Red Hat cloud services deliver time to value and enhance developer and operator efficiency

In this Techaisle Take analysis, I will discuss which customer challenges Red Hat is addressing with its cloud services, market differentiation, especially VMware, and why its significant value lies in providing a consistent full-stack development and operational experience.

The customer challenges

A successful approach to the cloud needs to be structured around its capacity to evolve, support changing business requirements and customer/partner/employee expectations, respond to competitive pressures, and embrace new opportunities for automation/integration of automated systems. Businesses may be comfortable pursuing a limited number of objectives, but these objectives are no longer static. One of the challenges to providing cloud services is that the cloud spans two significant disciplines. One of the challenges to providing cloud services is that the cloud spans two critical levels. At a strategic level, the cloud is a management issue, and at the execution level, it is an IT issue. In IT, there are two main actors, developers and operators. Both developers and operations teams hold promise to support cloud development and deployment. In response, businesses have turned to an approach to development known as DevOps. In response, businesses have turned to an approach to developing and operating systems known as DevOps. Because of the optionality and complexity of tooling, it can be difficult to source appropriate cloud support for DevOps at a practical level. Techaisle’s Container Adoption Trends survey data shows that 57% of commercial customers seek application modernization services, and 77% are currently engaged in application migration services. Yet, 22% of firms believe there is a lack of IT and business strategy alignment understanding related to DevOps practice. Although modernization is a business priority, determining the right approach, paying off technical debt, internal strife between scrum/agile teams, not well-understood data & application dependencies, and legacy SDLC processes slow down the modernization programs. The competing corporate objectives usually compel an organization to manage and deploy a mix of environments, including on-prem configurations, private cloud, and multiple public cloud services. These diverse environments result in the need for a hybrid approach.

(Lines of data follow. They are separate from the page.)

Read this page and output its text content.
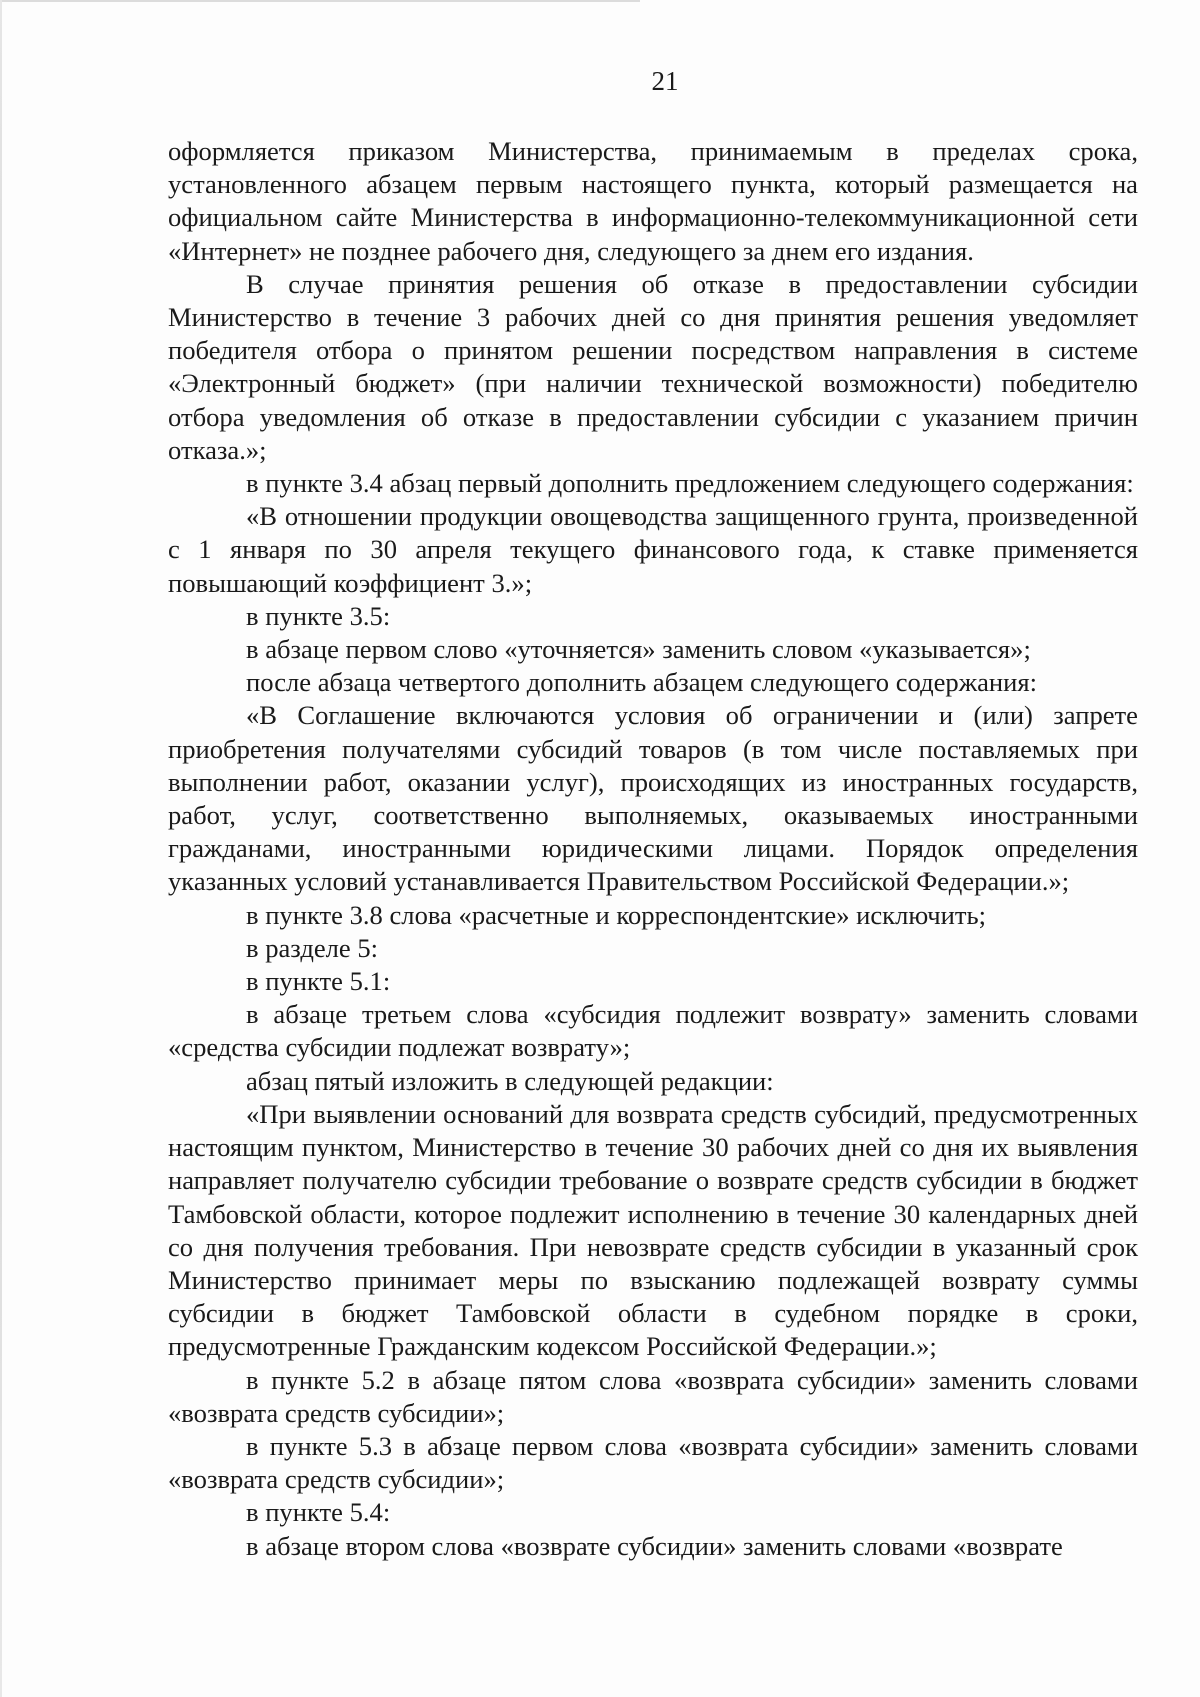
21

оформляется приказом Министерства, принимаемым в пределах срока, установленного абзацем первым настоящего пункта, который размещается на официальном сайте Министерства в информационно-телекоммуникационной сети «Интернет» не позднее рабочего дня, следующего за днем его издания.

В случае принятия решения об отказе в предоставлении субсидии Министерство в течение 3 рабочих дней со дня принятия решения уведомляет победителя отбора о принятом решении посредством направления в системе «Электронный бюджет» (при наличии технической возможности) победителю отбора уведомления об отказе в предоставлении субсидии с указанием причин отказа.»;

в пункте 3.4 абзац первый дополнить предложением следующего содержания:

«В отношении продукции овощеводства защищенного грунта, произведенной с 1 января по 30 апреля текущего финансового года, к ставке применяется повышающий коэффициент 3.»;

в пункте 3.5:

в абзаце первом слово «уточняется» заменить словом «указывается»;

после абзаца четвертого дополнить абзацем следующего содержания:

«В Соглашение включаются условия об ограничении и (или) запрете приобретения получателями субсидий товаров (в том числе поставляемых при выполнении работ, оказании услуг), происходящих из иностранных государств, работ, услуг, соответственно выполняемых, оказываемых иностранными гражданами, иностранными юридическими лицами. Порядок определения указанных условий устанавливается Правительством Российской Федерации.»;

в пункте 3.8 слова «расчетные и корреспондентские» исключить;

в разделе 5:

в пункте 5.1:

в абзаце третьем слова «субсидия подлежит возврату» заменить словами «средства субсидии подлежат возврату»;

абзац пятый изложить в следующей редакции:

«При выявлении оснований для возврата средств субсидий, предусмотренных настоящим пунктом, Министерство в течение 30 рабочих дней со дня их выявления направляет получателю субсидии требование о возврате средств субсидии в бюджет Тамбовской области, которое подлежит исполнению в течение 30 календарных дней со дня получения требования. При невозврате средств субсидии в указанный срок Министерство принимает меры по взысканию подлежащей возврату суммы субсидии в бюджет Тамбовской области в судебном порядке в сроки, предусмотренные Гражданским кодексом Российской Федерации.»;

в пункте 5.2 в абзаце пятом слова «возврата субсидии» заменить словами «возврата средств субсидии»;

в пункте 5.3 в абзаце первом слова «возврата субсидии» заменить словами «возврата средств субсидии»;

в пункте 5.4:

в абзаце втором слова «возврате субсидии» заменить словами «возврате
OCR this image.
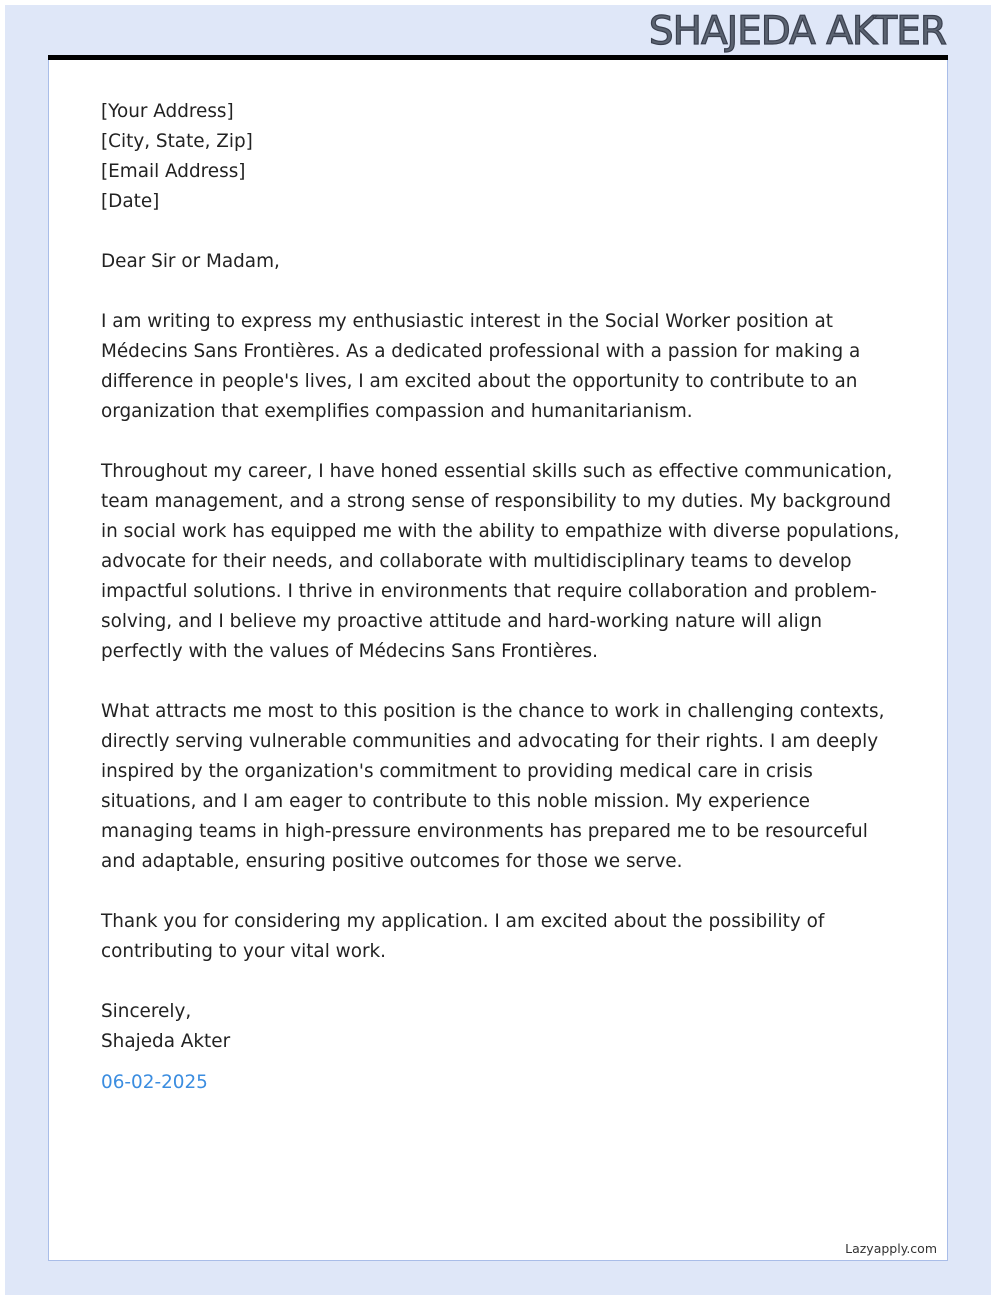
SHAJEDA AKTER

[Your Address]
[City, State, Zip]
[Email Address]
[Date]

Dear Sir or Madam,

I am writing to express my enthusiastic interest in the Social Worker position at Médecins Sans Frontières. As a dedicated professional with a passion for making a difference in people's lives, I am excited about the opportunity to contribute to an organization that exemplifies compassion and humanitarianism.

Throughout my career, I have honed essential skills such as effective communication, team management, and a strong sense of responsibility to my duties. My background in social work has equipped me with the ability to empathize with diverse populations, advocate for their needs, and collaborate with multidisciplinary teams to develop impactful solutions. I thrive in environments that require collaboration and problem-solving, and I believe my proactive attitude and hard-working nature will align perfectly with the values of Médecins Sans Frontières.

What attracts me most to this position is the chance to work in challenging contexts, directly serving vulnerable communities and advocating for their rights. I am deeply inspired by the organization's commitment to providing medical care in crisis situations, and I am eager to contribute to this noble mission. My experience managing teams in high-pressure environments has prepared me to be resourceful and adaptable, ensuring positive outcomes for those we serve.

Thank you for considering my application. I am excited about the possibility of contributing to your vital work.

Sincerely,
Shajeda Akter

06-02-2025
Lazyapply.com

As a result, businesses deal with many inhibitors when planning to add business value at a faster pace and compete in the digital economy. The big challenge is building applications faster, reducing time to value, and deploying on-prem in private or public clouds. Operations teams are specifically under pressure to control costs, reduce operational complexity, improve security, and consistently manage across multiple cloud deployments. Operations teams are managing legacy applications running in virtualized environments in the data center while witnessing explosive adoption of the public cloud and associated services. In addition, businesses are increasing edge deployments, specifically in the industrial and telco verticals.

The solution – Red Hat Cloud Services

Red Hat’s cloud services strategy is built to address the multitude of the above-outlined challenges. Red Hat OpenShift provides consistency across all cloud environments, helping developers in cloud-native application development and rolling out applications in containers faster, giving the operators the ability to have the same operating experience across every deployment footprint for every application in both on-prem and public cloud. In addition to the core OpenShift platform, Red Hat Cloud Services includes several tightly integrated application development and data services intended to help developers build workloads and applications within the OpenShift managed-service environments. These additional managed cloud services include an API management service (Red Hat OpenShift API Management), a Kafka and streaming service (Red Hat OpenShift Streams for Apache Kafka), a service to simplify access control across multiple database vendors (Red Hat OpenShift Database Access), and a data science service (Red Hat OpenShift Data Science) for AI/ML workloads. According to Techaisle’s Container Adoption Trends survey research, the additional services are likely to see an adoption growth of 68% among commercial customers within the year.